算法日记 #7期:图系列 - 检测无定向图中的环
问题定义 🔗︎
给定一个无向图,如何检查图中是否有一个环 ?
用例 1:
输入:n = 4 , e = 4, the edges = { 0 1, 1 2, 2 3, 0 2 }
输出: yes
示例:
has circle
用例 2:
输入: n = 4, e = 3, the edges: { 0 1, 1 2, 2 3 }
输出: No
示例:
no circle
问题分析 🔗︎
我们都知道:
算法 + 数据结构 = 程序
因此,我们需要创建一个数据结构来代表无向图。有两种数据结构可以做到这一点:
- 邻接表 - 如果顶点 1 与顶点 2,3 相连,因此邻接表 : { 1 : [2, 4] }.
- 邻接矩阵 - JS 中我们可以用 map .
算法:如何检测环:
- 方案 1: 并查集 创建集合、合并、找到集合
- 最初,所有顶点都是不同的集合
- 然后我们循环所有边的节点,如果这些节点在不同的集合中,我们就联合它们。我们如何检查它们是否在同一个集合中,每个节点的父节点是现在的节点,那么它们就在同一个集合中。而代表节点的父节点是负数 n,n 代表它在其集合中有 n 个孩子。
- 如果这些节点都在同一个集合中,那么我们就知道它们有另一种方式可以到达对方,这意味着循环存在。
- 方案 2: 深度和广度遍历
- 我们需要一个被访问的队列,如果我们访问了一个节点,则设置为 visited。如果我们发现一个节点是当前节点的邻接节点,同时,它被访问过,那么我们发现了一个环
编码 🔗︎
a graph
/*
Graph using adjacency list.
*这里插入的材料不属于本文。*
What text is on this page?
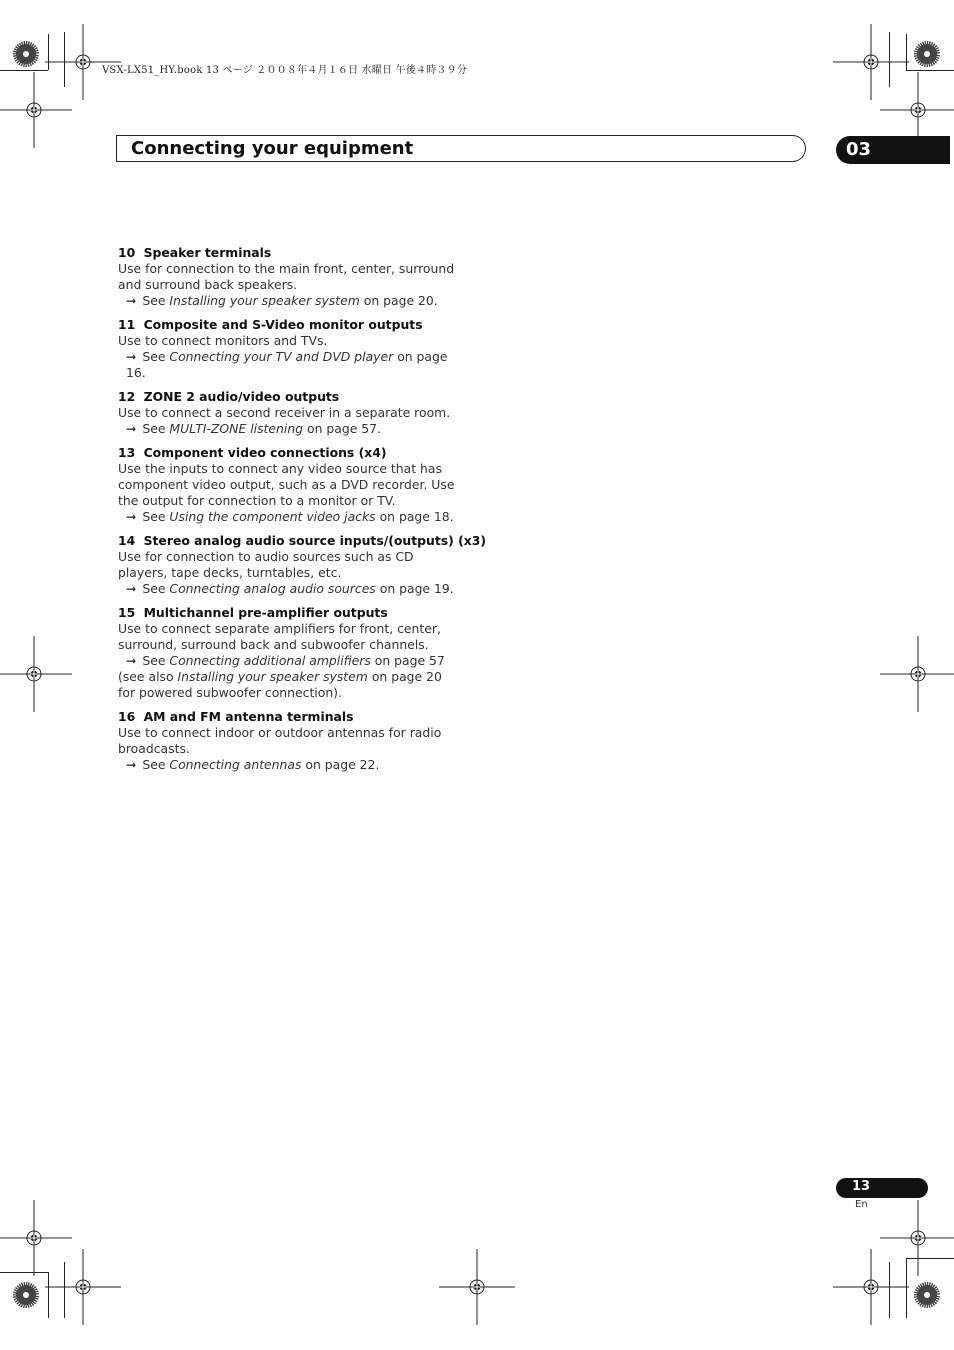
VSX-LX51_HY.book 13 ページ ２００８年４月１６日 水曜日 午後４時３９分
Connecting your equipment	03
10 Speaker terminals
Use for connection to the main front, center, surround and surround back speakers.
➞ See Installing your speaker system on page 20.
11 Composite and S-Video monitor outputs
Use to connect monitors and TVs.
➞ See Connecting your TV and DVD player on page 16.
12 ZONE 2 audio/video outputs
Use to connect a second receiver in a separate room.
➞ See MULTI-ZONE listening on page 57.
13 Component video connections (x4)
Use the inputs to connect any video source that has component video output, such as a DVD recorder. Use the output for connection to a monitor or TV.
➞ See Using the component video jacks on page 18.
14 Stereo analog audio source inputs/(outputs) (x3)
Use for connection to audio sources such as CD players, tape decks, turntables, etc.
➞ See Connecting analog audio sources on page 19.
15 Multichannel pre-amplifier outputs
Use to connect separate amplifiers for front, center, surround, surround back and subwoofer channels.
➞ See Connecting additional amplifiers on page 57 (see also Installing your speaker system on page 20 for powered subwoofer connection).
16 AM and FM antenna terminals
Use to connect indoor or outdoor antennas for radio broadcasts.
➞ See Connecting antennas on page 22.
13
En
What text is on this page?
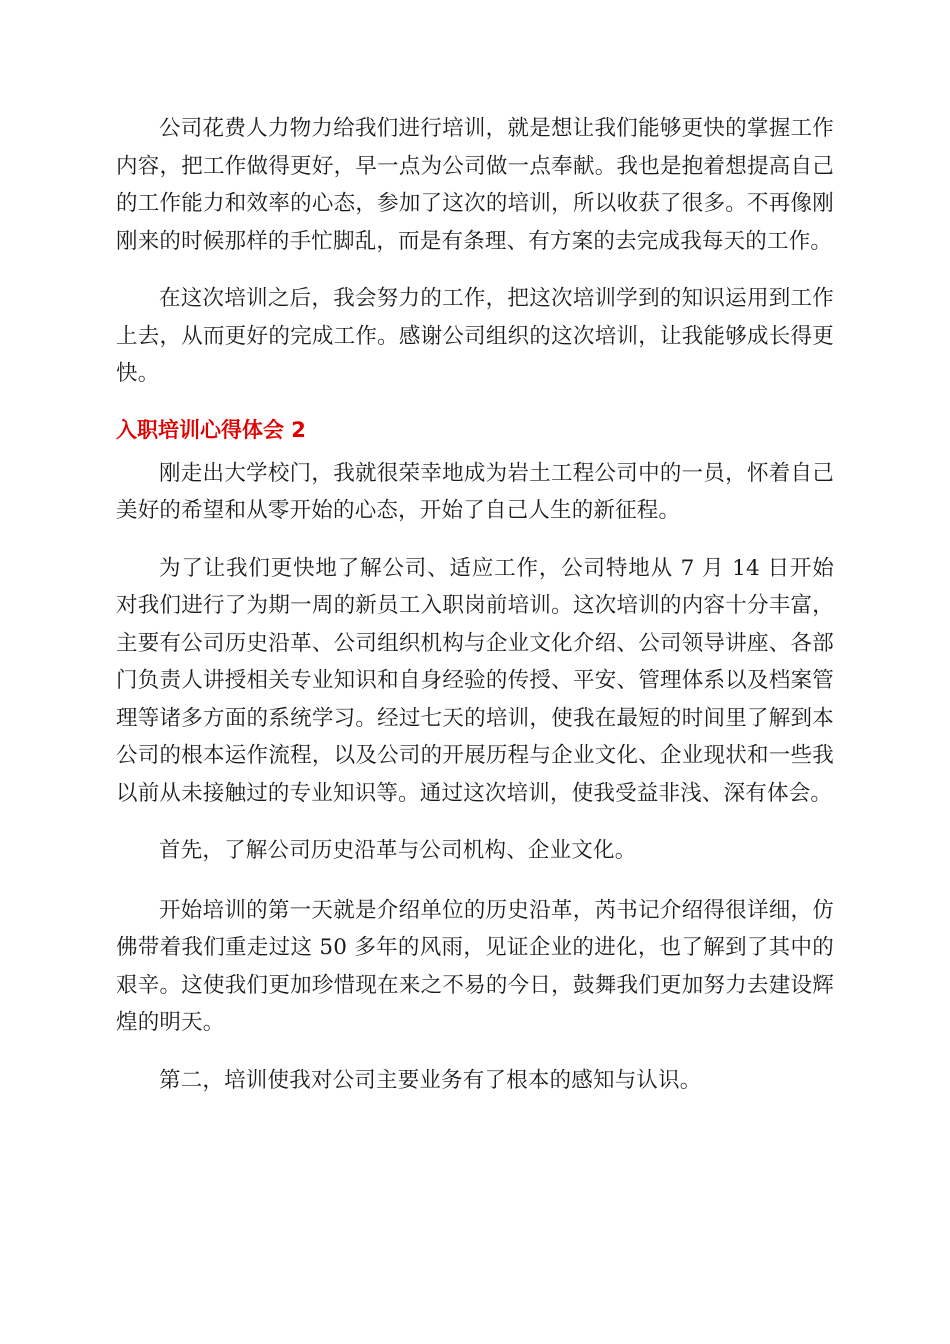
公司花费人力物力给我们进行培训，就是想让我们能够更快的掌握工作内容，把工作做得更好，早一点为公司做一点奉献。我也是抱着想提高自己的工作能力和效率的心态，参加了这次的培训，所以收获了很多。不再像刚刚来的时候那样的手忙脚乱，而是有条理、有方案的去完成我每天的工作。

在这次培训之后，我会努力的工作，把这次培训学到的知识运用到工作上去，从而更好的完成工作。感谢公司组织的这次培训，让我能够成长得更快。

入职培训心得体会 2

刚走出大学校门，我就很荣幸地成为岩土工程公司中的一员，怀着自己美好的希望和从零开始的心态，开始了自己人生的新征程。

为了让我们更快地了解公司、适应工作，公司特地从 7 月 14 日开始对我们进行了为期一周的新员工入职岗前培训。这次培训的内容十分丰富，主要有公司历史沿革、公司组织机构与企业文化介绍、公司领导讲座、各部门负责人讲授相关专业知识和自身经验的传授、平安、管理体系以及档案管理等诸多方面的系统学习。经过七天的培训，使我在最短的时间里了解到本公司的根本运作流程，以及公司的开展历程与企业文化、企业现状和一些我以前从未接触过的专业知识等。通过这次培训，使我受益非浅、深有体会。

首先，了解公司历史沿革与公司机构、企业文化。

开始培训的第一天就是介绍单位的历史沿革，芮书记介绍得很详细，仿佛带着我们重走过这 50 多年的风雨，见证企业的进化，也了解到了其中的艰辛。这使我们更加珍惜现在来之不易的今日，鼓舞我们更加努力去建设辉煌的明天。

第二，培训使我对公司主要业务有了根本的感知与认识。
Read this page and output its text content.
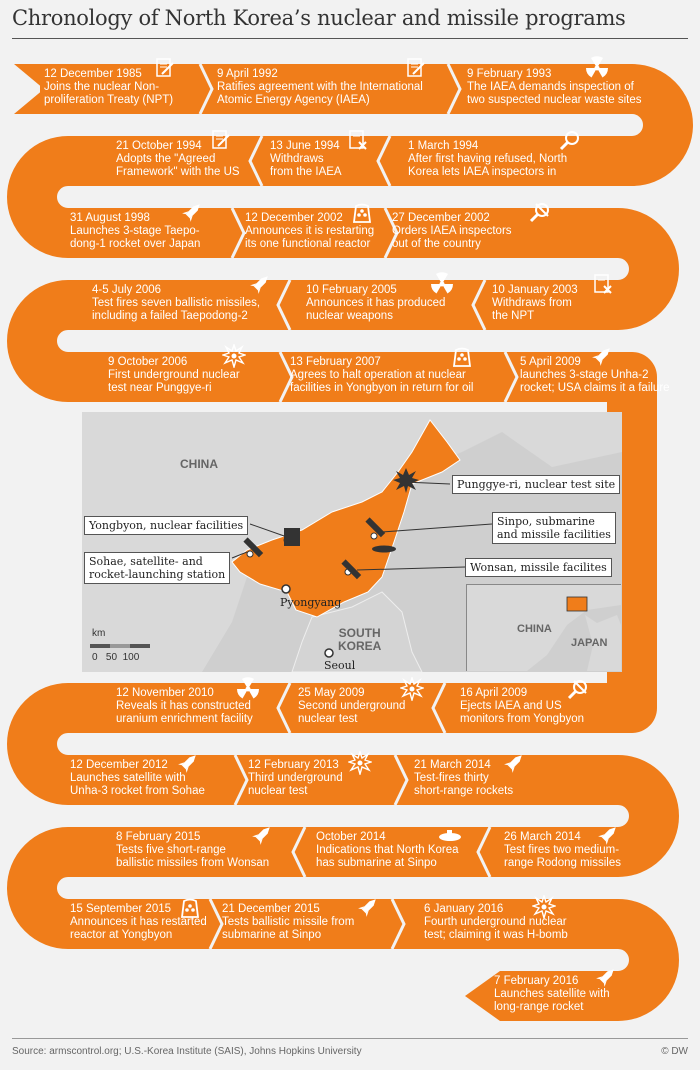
Chronology of North Korea’s nuclear and missile programs
CHINA
SOUTH
KOREA
Pyongyang
Seoul
km
0   50  100
Punggye-ri, nuclear test site
Yongbyon, nuclear facilities
Sohae, satellite- and
rocket-launching station
Sinpo, submarine
and missile facilities
Wonsan, missile facilites
CHINA
JAPAN
12 December 1985
Joins the nuclear Non-
proliferation Treaty (NPT)
9 April 1992
Ratifies agreement with the International
Atomic Energy Agency (IAEA)
9 February 1993
The IAEA demands inspection of
two suspected nuclear waste sites
21 October 1994
Adopts the "Agreed
Framework" with the US
13 June 1994
Withdraws
from the IAEA
1 March 1994
After first having refused, North
Korea lets IAEA inspectors in
31 August 1998
Launches 3-stage Taepo-
dong-1 rocket over Japan
12 December 2002
Announces it is restarting
its one functional reactor
27 December 2002
Orders IAEA inspectors
out of the country
4-5 July 2006
Test fires seven ballistic missiles,
including a failed Taepodong-2
10 February 2005
Announces it has produced
nuclear weapons
10 January 2003
Withdraws from
the NPT
9 October 2006
First underground nuclear
test near Punggye-ri
13 February 2007
Agrees to halt operation at nuclear
facilities in Yongbyon in return for oil
5 April 2009
launches 3-stage Unha-2
rocket; USA claims it a failure
12 November 2010
Reveals it has constructed
uranium enrichment facility
25 May 2009
Second underground
nuclear test
16 April 2009
Ejects IAEA and US
monitors from Yongbyon
12 December 2012
Launches satellite with
Unha-3 rocket from Sohae
12 February 2013
Third underground
nuclear test
21 March 2014
Test-fires thirty
short-range rockets
8 February 2015
Tests five short-range
ballistic missiles from Wonsan
October 2014
Indications that North Korea
has submarine at Sinpo
26 March 2014
Test fires two medium-
range Rodong missiles
15 September 2015
Announces it has restarted
reactor at Yongbyon
21 December 2015
Tests ballistic missile from
submarine at Sinpo
6 January 2016
Fourth underground nuclear
test; claiming it was H-bomb
7 February 2016
Launches satellite with
long-range rocket
Source: armscontrol.org; U.S.-Korea Institute (SAIS), Johns Hopkins University	© DW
Support opertaions:
1 traverse by dfs\bfs
2 hasCircleByDfs
3 hasCircleByBfs
4 hasCircleByDss(Disjoint Set)
*/
class Graph {
constructor() {
this.allVertexes = [];
this.allEdges = [];
this.adList = new Map();
}
addV(v) {
if (!this.adList.has(v)) {
this.adList.set(v, []);
}
this.allVertexes.push(v);
}
addE(source, dest) {
if (!this.adList.has(source)) {
this.addV(source);
}
if (!this.adList.has(dest)) {
this.addV(dest);
}
this.adList.get(source).push(dest);
this.adList.get(dest).push(source);
this.allEdges.push({
dest,
source,
});
}
removeV(v) {
for (let adV of this.adList.get(v)) {
this.removeE(v, adV);
}
this.adList.delete(v);
}
removeE(source, dest) {
this.adList.set(
source,
this.adList.get(source).filter((v) => v !== dest)
);
this.adList.set(
dest,
this.adList.get(dest).filter((v) => v !== source)
);
}
print() {
for (let v of this.adList.keys()) {
let cons = "";
for (let dest of this.adList.get(v)) {
cons += dest + " ";
}
console.log(v + " -> " + cons);
}
}
hasCircleByDss() {
const dss = new DisjointSet();
this.allVertexes.forEach((v) => {
dss.makeSet(v);
});
// if union return true, we find a cycle
return this.allEdges.some((e) => dss.union(e.source, e.dest));
}
bfs(start) {
const queue = [start];
const result = [];
const visited = {};
visited[start] = true;
let curV;
while (queue.length) {
curV = queue.shift();
result.push(curV);
this.adList.get(curV).forEach((dest) => {
if (!visited[dest]) {
visited[dest] = true;
queue.push(dest);
}
});
}
return result;
}
/*
Key Point: if we find a node is visited, but the node is not the current node's parent
*/
hasCircleByBfs() {
const parent = {};
const result = false;
const visited = {};
const queue = [];
for (let i = 0; i < this.allVertexes.length; i++) {
const node = this.allVertexes[i];
if (!visited[node]) {
visited[node] = true;
queue.push(node);
let curV;
while (queue.length) {
curV = queue.shift();
visited[curV] = true;
const allAdNodes = this.adList.get(curV);
for (let j = 0; j < allAdNodes.length; j++) {
const dest = allAdNodes[j];
if (!visited[dest]) {
visited[dest] = true;
parent[dest] = curV;
queue.push(dest);
} else if (dest !== parent[curV]) {
return true;
}
}
}
}
}
return false;
}
dfsRecursive(start) {
const result = [];
const visited = {};
const adList = this.adList;
(function dfs(v) {
if (!v) return null;
visited[v] = true;
result.push(v);
adList.get(v).forEach((dest) => {
if (!visited[dest]) {
return dfs(dest);
}
});
})(start);
return result;
}
dfsIterative(start) {
const result = [];
const visited = {};
const stack = [start];
let curV;
visited[start] = true;
while (stack.length) {
curV = stack.pop();
result.push(curV);
this.adList.get(curV).forEach((dest) => {
if (!visited[dest]) {
visited[dest] = true;
stack.push(dest);
}
});
}
return result;
}
/*
the key point is: all visited nodes are keep in array, if we repeated push a exsited node, there are more than one path to it(circle exists).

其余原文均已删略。